Malignant Pleural Mesothelioma - NCIN Data Briefing
Background
Pleural mesothelioma is a malignant tumour of the membrane surrounding the lung. The majority of pleural mesothelioma are caused by asbestos exposure. Its incidence is increasing even though asbestos is no longer used in the UK. This is a result of the long latency period (~40yrs) between exposure and diagnosis. Occupational exposure to asbestos fibres most commonly occurred in the past in mining, shipbuilding, manufacture of asbestos textiles and cement, plumbing, insulation & building industries, peaked in the 1960s and 1970s.
Summary
There is significant variation in mesothelioma survival rates across England, but there has been an important increase in relative survival rate over the study period. The most likely explanation for this improvement would seem to be lead time and earlier diagnosis, though this is worthy of further investigation.
Survival
Figure 1: One-year relative survival of mesothelioma patients, England, 2002-2006, by sex and cancer network.
Women have a higher relative survival than men (Fig. 1). The highest relative one-year survival in women observed was in Humber & Yorkshire Coast cancer network (CN) (69.6%) and the lowest in Avon, Somerset & Wiltshire CN (23.5%). The highest relative survival in men was in Pan Birmingham CN (39.2%) and the lowest was in Avon, Somerset & Wilshire CN (26.6%). We observed an increase in relative survival with time (Fig. 2 and Table 1).
Figure 2: One-year relative survival of mesothelioma patient, England, 1987-2006, by sex and period.
Table 1: One-year relative survival (%) of mesothelioma male and female patients in England, from 1987 to 2006.
Period | Male | Female |
No. cohort | Cumulative deaths | Relative survival (%) | No. cohort | Cumulative deaths | Relative survival (%) |
1987-1991 |
3145 |
2391 |
24.9 |
611 |
430 |
30.4 |
1992-1996 |
4348 |
3212 |
27.2 |
769 |
550 |
29.4 |
1997-2001 |
5962 |
4260 |
29.8 |
1129 |
761 |
33.7 |
2002-2006 |
7011 |
4761 |
33.7 |
1447 |
895 |
39.6 |
Incidence
Figure 3: Age-standardised rates (per 100,000 European standard population) of mesothelioma, England, 2002-2006, by sex and cancer network.
Men have higher age-standardised incidence rate (per 100,000 European standard population) (ASR(E)) of mesothelioma than women. The highest incidence rate was among men living in Central South Coast CN (7.7 (ASR(E)) (Fig. 3). Looking at the incidence by period from 1987 to 2006, we observed a more pronounced increase in men than in women (Fig. 4).

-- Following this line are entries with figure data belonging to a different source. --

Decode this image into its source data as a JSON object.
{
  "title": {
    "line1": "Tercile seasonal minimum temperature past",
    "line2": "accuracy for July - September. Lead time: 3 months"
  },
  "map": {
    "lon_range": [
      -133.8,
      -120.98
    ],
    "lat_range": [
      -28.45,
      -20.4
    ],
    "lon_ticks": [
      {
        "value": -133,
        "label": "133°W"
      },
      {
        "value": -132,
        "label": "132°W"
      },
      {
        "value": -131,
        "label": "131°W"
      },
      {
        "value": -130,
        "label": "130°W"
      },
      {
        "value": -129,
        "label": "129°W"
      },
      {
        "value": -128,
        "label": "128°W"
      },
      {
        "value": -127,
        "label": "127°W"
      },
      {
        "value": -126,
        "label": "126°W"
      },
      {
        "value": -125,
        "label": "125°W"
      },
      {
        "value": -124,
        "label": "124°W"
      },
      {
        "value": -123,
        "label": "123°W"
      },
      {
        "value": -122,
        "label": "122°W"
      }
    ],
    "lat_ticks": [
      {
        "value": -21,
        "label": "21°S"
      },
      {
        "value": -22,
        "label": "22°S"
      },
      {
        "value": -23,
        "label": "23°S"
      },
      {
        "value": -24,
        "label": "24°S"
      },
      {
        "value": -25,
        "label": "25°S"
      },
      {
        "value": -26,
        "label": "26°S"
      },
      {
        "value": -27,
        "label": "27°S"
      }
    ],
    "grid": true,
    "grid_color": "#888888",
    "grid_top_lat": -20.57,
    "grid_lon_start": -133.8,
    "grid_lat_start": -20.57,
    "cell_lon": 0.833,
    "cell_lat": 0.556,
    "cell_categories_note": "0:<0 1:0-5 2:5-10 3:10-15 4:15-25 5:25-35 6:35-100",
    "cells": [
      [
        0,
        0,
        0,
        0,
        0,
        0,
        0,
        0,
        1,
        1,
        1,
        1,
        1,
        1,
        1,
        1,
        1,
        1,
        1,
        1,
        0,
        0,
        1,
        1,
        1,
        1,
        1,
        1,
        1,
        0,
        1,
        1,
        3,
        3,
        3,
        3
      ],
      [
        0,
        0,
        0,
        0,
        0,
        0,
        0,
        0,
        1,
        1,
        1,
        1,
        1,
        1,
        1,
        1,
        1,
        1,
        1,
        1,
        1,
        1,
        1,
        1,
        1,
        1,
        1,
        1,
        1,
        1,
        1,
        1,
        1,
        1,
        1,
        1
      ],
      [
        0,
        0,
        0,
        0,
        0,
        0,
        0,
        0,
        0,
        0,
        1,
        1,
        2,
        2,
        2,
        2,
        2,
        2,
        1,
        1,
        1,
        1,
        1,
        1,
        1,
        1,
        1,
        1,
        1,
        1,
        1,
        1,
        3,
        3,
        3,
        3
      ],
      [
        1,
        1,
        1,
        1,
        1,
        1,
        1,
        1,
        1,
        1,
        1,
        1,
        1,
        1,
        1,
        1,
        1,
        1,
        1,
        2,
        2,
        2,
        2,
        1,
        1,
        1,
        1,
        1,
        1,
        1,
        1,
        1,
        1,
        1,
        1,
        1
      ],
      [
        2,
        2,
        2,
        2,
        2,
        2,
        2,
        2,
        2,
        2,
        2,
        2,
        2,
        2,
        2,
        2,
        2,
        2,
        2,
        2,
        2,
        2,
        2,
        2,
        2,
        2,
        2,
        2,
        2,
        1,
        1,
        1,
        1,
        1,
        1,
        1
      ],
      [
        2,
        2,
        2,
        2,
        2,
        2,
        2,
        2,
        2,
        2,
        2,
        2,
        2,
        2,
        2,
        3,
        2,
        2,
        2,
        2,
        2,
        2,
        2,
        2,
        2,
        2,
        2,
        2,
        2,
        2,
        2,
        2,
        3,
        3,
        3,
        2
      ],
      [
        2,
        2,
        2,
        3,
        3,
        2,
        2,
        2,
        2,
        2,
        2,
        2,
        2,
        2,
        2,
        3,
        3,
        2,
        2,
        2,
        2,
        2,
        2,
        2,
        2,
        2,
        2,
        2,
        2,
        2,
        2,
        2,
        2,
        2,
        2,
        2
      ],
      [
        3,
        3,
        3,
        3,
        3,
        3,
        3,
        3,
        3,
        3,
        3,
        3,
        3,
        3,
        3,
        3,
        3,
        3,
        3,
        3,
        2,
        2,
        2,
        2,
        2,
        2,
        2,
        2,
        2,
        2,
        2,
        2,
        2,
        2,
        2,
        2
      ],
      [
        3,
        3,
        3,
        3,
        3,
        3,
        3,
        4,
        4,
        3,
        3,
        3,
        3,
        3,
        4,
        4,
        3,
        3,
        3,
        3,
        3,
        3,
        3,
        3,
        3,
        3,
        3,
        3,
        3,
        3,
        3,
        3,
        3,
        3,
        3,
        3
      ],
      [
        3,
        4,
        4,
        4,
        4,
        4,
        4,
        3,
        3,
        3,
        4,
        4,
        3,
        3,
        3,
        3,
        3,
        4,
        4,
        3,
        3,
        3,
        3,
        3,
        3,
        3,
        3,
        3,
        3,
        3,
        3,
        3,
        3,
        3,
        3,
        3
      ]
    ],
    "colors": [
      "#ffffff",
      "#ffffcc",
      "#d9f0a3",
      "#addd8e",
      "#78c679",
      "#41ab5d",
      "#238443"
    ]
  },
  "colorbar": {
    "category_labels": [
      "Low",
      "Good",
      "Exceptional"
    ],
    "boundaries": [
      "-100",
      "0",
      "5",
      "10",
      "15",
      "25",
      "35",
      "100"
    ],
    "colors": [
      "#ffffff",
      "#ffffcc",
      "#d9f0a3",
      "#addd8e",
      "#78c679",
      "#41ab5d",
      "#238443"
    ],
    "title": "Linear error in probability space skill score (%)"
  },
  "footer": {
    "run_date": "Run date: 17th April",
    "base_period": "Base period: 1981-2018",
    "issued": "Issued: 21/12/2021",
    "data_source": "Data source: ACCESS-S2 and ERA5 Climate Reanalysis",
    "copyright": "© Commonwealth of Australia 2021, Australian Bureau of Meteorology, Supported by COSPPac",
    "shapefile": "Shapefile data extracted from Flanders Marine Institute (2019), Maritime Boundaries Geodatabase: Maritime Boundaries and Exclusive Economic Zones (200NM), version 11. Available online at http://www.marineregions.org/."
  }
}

Figure 4: Age-standardised rates (per 100,000 European standard population) of mesothelioma, England, 1987-2006, by sex and period.
In the cohort dimension, incidence rates increased in successive generations up to the 1945 cohort, where the estimated incidence rate was 9.5 in males and 1.9 in females (Fig. 5).
Figure 5: Age-standardised rates (per 100,000 European standard population) of mesothelioma, South East England, 1875-1965, by sex and cohort of birth.
We predict that the incidence rate in men will increase until about 2022, and that the rate will decrease during the 2020s, 2030s and 2040s (Fig. 6). Among women we predict that the incidence rate will increase gradually until reaching a maximum in 2027 and then to remain relatively stable thereafter.
Figure 6: Observed (thick lines) and predicted (dashed lines) age-standardised rates (per 100,000 European standard population) of mesothelioma, South East England, 1947-2057, by sex and period.
Methods
We extracted data on patients diagnosed with mesothelioma (ICD-10 C45) living in England between 2002 and 2006 from the National Cancer Information Service (NCIS). We extracted ASR (E) and one-year relative survival (%) in cancer networks, by sex. We displayed these rates and proportions in bar charts.
We also analysed ASR (E) and one-year relative survival (%) on patients diagnosed between 1987 and 2006 in which we combined single years of diagnosis into five-year periods. These periods were represented by their mid-points.
We also extracted data on patients diagnosed between 1960 and 2007 from the Thames Cancer Registry. A Poisson regression age-cohort model was used to estimate the age specific rates in the cohort dimension and Possion regression age-period model was used to estimate the age-specific rates in past and future periods. These rates were then used to obtain ASR (E) for each of the birth cohorts and for each period of diagnosis.